Exibido na mostra Panorama, em Berlim, e no Cinélatino de Toulouse, vencendo prêmios de público e crítica, o segundo longa da diretora costarriquenha Antonella Sudasassi Furniss cria um dispositivo ficcional eficaz para ligar os relatos verídicos de oito mulheres maduras, falando com toda a franqueza de sua sexualidade, sentimentos e experiências e, não raro confrontos, com a estrutura patriarcal de sua sociedade.
A diversidade de vozes é mantida numa cuidadosa edição desses relatos, ao mesmo tempo que vemos na tela atrizes, especialmente uma, representando a mulher madura (Sol Carballo), em cujo corpo se enfeixam todas as experiências.
Esta sutil contraposição de vozes encontra sua coerência numa montagem atenta aos ritmos dos relatos, tornando esta mulher sem nome uma espécie de símbolo de todas as outras, sobre a qual se investem as memórias resgatadas, sem que ela deixe sua casa, que se transforma numa espécie de extensão de seu corpo.

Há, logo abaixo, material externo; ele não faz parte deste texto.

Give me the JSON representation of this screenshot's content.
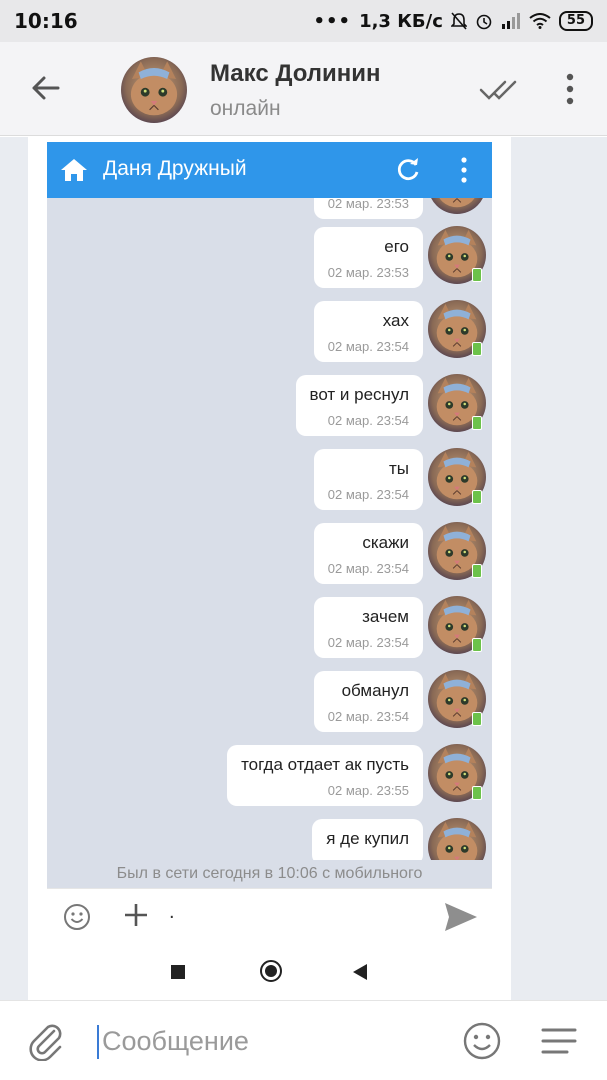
{
  "status_bar": {
    "time": "10:16",
    "dots": "•••",
    "speed": "1,3 КБ/с",
    "battery": "55"
  },
  "header": {
    "name": "Макс Долинин",
    "status": "онлайн"
  },
  "embedded": {
    "title": "Даня Дружный",
    "partial_time": "02 мар. 23:53",
    "messages": [
      {
        "text": "его",
        "time": "02 мар. 23:53"
      },
      {
        "text": "хах",
        "time": "02 мар. 23:54"
      },
      {
        "text": "вот и реснул",
        "time": "02 мар. 23:54"
      },
      {
        "text": "ты",
        "time": "02 мар. 23:54"
      },
      {
        "text": "скажи",
        "time": "02 мар. 23:54"
      },
      {
        "text": "зачем",
        "time": "02 мар. 23:54"
      },
      {
        "text": "обманул",
        "time": "02 мар. 23:54"
      },
      {
        "text": "тогда отдает ак пусть",
        "time": "02 мар. 23:55"
      },
      {
        "text": "я де купил",
        "time": ""
      }
    ],
    "last_seen": "Был в сети сегодня в 10:06 с мобильного",
    "input_text": "."
  },
  "bottom": {
    "placeholder": "Сообщение"
  },
  "colors": {
    "accent": "#2f96ea",
    "bubble_bg": "#ffffff",
    "chat_bg": "#d9dee8",
    "online": "#6cc24a"
  },
  "icons": [
    "back-arrow-icon",
    "double-check-icon",
    "more-vertical-icon",
    "home-icon",
    "refresh-icon",
    "emoji-icon",
    "plus-icon",
    "send-icon",
    "paperclip-icon",
    "menu-icon"
  ]
}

Tanto como em seu primeiro longa, o extraordinário O Despertar das Formigas (2019), exibido no Festival de Gramado, o ponto de partida da diretora e roteirista é a sexualidade feminina. E a primeira constatação é que o desejo das mulheres ouvidas não se apagou, continuando a habitar a imaginação de todas elas, que não raro procuram novas experiências, sem negar a constatação de que seu corpo e suas expectativas mudaram com a idade. E, contra a média da opinião geral, estas experiências sensuais na idade madura muitas vezes são as melhores de suas vidas.
Isto ocorre também por conta da superação de abusos e situações traumáticas de violências doméstica vividas por algumas delas na infância e adolescência, assombrando-as com uma culpa da qual foi difícil se livrar - afinal, mesmo quando criavam coragem para denunciar os abusos, quase sempre eram responsabilizadas por tê-los, de algum modo, provocado, por suas roupas ou atitudes.
Criando uma dinâmica visual próxima do teatro, a diretora opta por planos-sequência que permitem que flua com mais facilidade a sua proposta de embaralhar tempos, mesclando passado e presente em ambientes paralelos. Isto permite à mulher madura olhar as experiências dramáticas dela quando criança (Juliana Filloy), jovem adulta (Paulina Bernini Viquez), e também diante do pai (Gabriel Araya) e da mãe (Liliana Biamonte) omissos ou repressores. Essa mescla de tempos permite que a narrativa encontre sua multiplicidade e transmita a complexidade de uma condição feminina que encontra eco em outros tempos e lugares. E isto enriquece o filme de uma densidade extraordinária.
O filme faz parte do Festivai de Filmes Incríveis, em SP.